Qui c’erano una credenzina bianca di legno, simile alla nostra, un tavolo quadrato con quattro sedie impagliate e una grande stufa economica su cui sobbolliva sempre un pentolone d’acqua. Trascorrevo molte ore a casa loro. Avevo una preferenza spiccata per Rico, un omone buono che a volte, per gioco, mi tappava la bocca con la sua mano gigantesca.
Non conoscevo nessuno che fosse grande e grosso come lui ma soprattutto ero incantata dalla sua risata fragorosa. Per Rico non esistevano mai momenti tristi e mi domandavo spesso perché Ninni, sempre così severa e rigida, non si lasciasse coinvolgere dal suo temperamento brioso. Lei lo guardava con la stessa aria intransigente che riservava a tutti ma lui non se ne faceva intimorire.
Anche con me Ninni era severa: non tollerava che le facessi dei segni sul pavimento ben lucidato con le mie scarpine e mi rimproverava se lasciavo impronte sui mobili lustri del salotto austero. Suo marito la prendeva bonariamente in giro per la sua rigidità. 
Ai miei occhi di bambina mi sembravano comunque una coppia unita, sebbene avessi sentito una volta Ninni che si lamentava con la mamma per l’irruenza notturna del marito. Non capivo a cosa alludesse e trovavo strano che neppure di notte la vitalità esagerata di Rico non cessasse. Che anche nel letto lui si divertisse a tappare la bocca a Nini per gioco come faceva con me? 
facciata di un palazzo genovese anni '60 con finestre e balconi

L'ombra del silenzio

La donnetta era perennemente imbronciata. A pensarci bene, le uniche volte in cui la vedevo sorridente era quando andava a farle visita la nipote Pia, una donna alta, magra e mascolina. Ninni inspiegabilmente si trasformava: indossava abiti dai colori vivaci e metteva sulle labbra un rossetto come quello della mamma. A volte accendeva la radio del salotto e batteva allegra i piedi a tempo di musica. 
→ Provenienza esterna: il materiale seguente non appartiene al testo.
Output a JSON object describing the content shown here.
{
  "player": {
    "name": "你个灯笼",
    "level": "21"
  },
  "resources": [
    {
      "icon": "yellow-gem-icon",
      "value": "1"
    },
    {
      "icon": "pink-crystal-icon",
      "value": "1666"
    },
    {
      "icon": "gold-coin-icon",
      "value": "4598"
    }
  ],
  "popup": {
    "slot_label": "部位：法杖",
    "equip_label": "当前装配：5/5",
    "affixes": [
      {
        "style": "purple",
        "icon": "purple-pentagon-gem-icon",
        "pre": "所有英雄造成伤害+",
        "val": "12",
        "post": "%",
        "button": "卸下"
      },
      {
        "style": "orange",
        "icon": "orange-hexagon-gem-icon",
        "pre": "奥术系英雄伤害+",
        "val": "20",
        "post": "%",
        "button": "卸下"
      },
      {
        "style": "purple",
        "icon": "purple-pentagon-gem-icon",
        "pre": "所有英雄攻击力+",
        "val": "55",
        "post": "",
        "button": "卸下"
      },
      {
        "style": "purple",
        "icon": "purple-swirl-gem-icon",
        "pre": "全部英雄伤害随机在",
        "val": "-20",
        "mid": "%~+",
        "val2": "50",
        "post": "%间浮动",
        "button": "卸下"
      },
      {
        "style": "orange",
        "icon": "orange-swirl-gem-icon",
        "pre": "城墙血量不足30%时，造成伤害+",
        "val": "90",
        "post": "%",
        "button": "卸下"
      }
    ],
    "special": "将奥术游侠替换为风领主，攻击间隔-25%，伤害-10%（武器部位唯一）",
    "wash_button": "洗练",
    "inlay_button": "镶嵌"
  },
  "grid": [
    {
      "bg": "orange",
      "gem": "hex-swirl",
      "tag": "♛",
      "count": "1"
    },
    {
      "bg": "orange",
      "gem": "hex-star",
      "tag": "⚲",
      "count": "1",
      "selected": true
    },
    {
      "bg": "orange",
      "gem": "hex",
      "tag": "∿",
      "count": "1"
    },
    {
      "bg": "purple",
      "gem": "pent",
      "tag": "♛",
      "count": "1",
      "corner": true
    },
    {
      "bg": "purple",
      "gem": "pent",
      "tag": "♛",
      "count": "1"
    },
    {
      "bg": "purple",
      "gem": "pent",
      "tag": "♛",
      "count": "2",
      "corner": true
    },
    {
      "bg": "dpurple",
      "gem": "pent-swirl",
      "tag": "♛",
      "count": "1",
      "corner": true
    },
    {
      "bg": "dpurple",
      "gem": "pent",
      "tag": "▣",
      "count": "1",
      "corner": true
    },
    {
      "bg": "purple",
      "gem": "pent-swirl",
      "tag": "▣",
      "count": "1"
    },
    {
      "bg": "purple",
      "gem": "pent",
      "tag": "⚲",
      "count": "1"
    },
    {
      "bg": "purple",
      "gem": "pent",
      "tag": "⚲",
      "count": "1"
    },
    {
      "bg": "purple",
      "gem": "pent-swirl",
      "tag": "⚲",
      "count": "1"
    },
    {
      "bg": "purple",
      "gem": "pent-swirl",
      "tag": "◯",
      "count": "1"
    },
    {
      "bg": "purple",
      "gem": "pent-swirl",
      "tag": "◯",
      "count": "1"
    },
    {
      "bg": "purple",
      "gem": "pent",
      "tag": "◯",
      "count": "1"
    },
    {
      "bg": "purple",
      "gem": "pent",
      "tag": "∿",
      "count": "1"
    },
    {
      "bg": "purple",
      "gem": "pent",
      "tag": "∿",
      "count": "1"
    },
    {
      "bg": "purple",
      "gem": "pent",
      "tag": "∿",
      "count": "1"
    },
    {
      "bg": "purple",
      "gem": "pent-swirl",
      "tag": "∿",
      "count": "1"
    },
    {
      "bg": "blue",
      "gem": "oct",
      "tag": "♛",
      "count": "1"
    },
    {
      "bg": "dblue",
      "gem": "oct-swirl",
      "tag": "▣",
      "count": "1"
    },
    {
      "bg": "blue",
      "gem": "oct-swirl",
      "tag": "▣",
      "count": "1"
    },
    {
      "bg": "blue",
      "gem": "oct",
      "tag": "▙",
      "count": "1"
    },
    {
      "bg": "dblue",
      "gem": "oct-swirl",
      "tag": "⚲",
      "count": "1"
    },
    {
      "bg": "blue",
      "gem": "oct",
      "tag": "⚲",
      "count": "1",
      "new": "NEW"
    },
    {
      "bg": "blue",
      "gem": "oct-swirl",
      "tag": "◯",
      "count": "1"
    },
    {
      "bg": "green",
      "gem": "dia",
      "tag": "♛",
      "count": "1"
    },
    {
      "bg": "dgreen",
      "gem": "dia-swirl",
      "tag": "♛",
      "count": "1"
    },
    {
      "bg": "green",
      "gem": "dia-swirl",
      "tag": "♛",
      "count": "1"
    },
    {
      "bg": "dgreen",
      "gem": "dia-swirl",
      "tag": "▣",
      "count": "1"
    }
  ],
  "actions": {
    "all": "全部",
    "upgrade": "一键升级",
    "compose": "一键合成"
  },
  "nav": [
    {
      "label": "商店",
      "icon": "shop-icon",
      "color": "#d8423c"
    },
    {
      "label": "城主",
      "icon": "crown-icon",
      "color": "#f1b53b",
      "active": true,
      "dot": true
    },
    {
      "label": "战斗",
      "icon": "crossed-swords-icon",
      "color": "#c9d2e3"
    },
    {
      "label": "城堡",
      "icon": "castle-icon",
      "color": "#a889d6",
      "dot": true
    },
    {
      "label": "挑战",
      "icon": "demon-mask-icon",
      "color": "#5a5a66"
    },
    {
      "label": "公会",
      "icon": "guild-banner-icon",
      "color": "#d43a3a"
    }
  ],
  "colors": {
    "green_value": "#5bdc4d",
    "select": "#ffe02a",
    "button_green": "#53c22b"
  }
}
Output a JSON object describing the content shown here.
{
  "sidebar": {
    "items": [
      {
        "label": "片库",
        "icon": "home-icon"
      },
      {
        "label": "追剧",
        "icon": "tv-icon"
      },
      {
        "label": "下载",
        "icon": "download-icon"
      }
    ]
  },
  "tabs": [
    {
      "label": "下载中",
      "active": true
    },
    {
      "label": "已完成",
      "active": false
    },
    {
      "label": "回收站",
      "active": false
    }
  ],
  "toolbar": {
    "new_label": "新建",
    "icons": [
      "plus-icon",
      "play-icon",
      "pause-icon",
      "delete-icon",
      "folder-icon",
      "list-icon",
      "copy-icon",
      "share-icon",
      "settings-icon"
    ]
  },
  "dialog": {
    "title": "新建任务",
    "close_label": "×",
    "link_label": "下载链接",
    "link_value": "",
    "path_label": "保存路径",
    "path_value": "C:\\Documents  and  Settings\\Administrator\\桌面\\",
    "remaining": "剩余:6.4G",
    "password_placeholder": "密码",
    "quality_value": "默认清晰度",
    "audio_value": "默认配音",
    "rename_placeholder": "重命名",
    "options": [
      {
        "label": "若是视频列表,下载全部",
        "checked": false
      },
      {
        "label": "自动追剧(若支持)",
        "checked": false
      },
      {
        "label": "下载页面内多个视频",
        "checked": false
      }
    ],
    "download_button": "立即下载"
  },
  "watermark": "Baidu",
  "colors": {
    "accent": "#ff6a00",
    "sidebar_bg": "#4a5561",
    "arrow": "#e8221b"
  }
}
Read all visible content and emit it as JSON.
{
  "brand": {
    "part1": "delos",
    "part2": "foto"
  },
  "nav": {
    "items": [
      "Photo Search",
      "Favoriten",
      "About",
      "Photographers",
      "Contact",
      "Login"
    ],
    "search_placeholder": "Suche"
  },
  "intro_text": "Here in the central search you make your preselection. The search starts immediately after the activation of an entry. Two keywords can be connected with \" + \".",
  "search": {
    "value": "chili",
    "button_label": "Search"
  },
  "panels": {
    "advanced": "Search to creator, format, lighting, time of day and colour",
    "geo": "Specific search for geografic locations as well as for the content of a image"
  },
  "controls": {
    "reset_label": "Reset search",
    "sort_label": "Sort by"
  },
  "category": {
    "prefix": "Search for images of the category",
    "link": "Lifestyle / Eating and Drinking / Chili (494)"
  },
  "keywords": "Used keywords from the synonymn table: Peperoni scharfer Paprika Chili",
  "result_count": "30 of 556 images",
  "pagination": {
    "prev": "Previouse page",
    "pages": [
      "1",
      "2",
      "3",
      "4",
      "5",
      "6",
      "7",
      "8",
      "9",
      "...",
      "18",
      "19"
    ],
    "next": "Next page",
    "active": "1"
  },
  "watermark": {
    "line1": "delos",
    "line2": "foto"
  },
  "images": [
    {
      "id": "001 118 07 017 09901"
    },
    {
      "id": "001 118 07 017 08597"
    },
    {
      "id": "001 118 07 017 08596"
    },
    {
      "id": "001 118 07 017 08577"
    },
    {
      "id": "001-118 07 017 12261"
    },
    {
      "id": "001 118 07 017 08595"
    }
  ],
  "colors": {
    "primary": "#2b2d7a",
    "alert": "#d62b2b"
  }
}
Un giorno, mentre stava mangiando lo stoccafisso alla genovese, Rico accusò una specie di puntura in bocca: sicuramente una lisca del pesce gli si era conficcata in gola. Dopo vari tentativi per rimuoverla, continuò a sentire un forte fastidio perciò si fece vedere da uno specialista. Fu operato alle corde vocali di un tumore maligno e perse completamente l’uso della voce. 
Nei mesi successivi, dopo una faticosa riabilitazione, Rico aveva imparato a parlare con l’esofago. Emetteva lugubri suoni gutturali con fatica e si scoraggiava al punto da scoppiare spesso in lacrime. Non passammo più del tempo insieme. Per lui sarebbe stato faticoso ma per me, legata al suo ricordo di uomo vigoroso, ancora di più. Era mancato pochi mesi dopo nell’ospedale del centro. 
A lungo quella voce gracchiante mi avrebbe turbato quasi come il ciuffo di capelli neri della nonna Elia, morta prima della mia nascita, che era riposto chissà dove nella nostra casa. Chissà se da lassù Rico avrebbe scherzato anche con lei.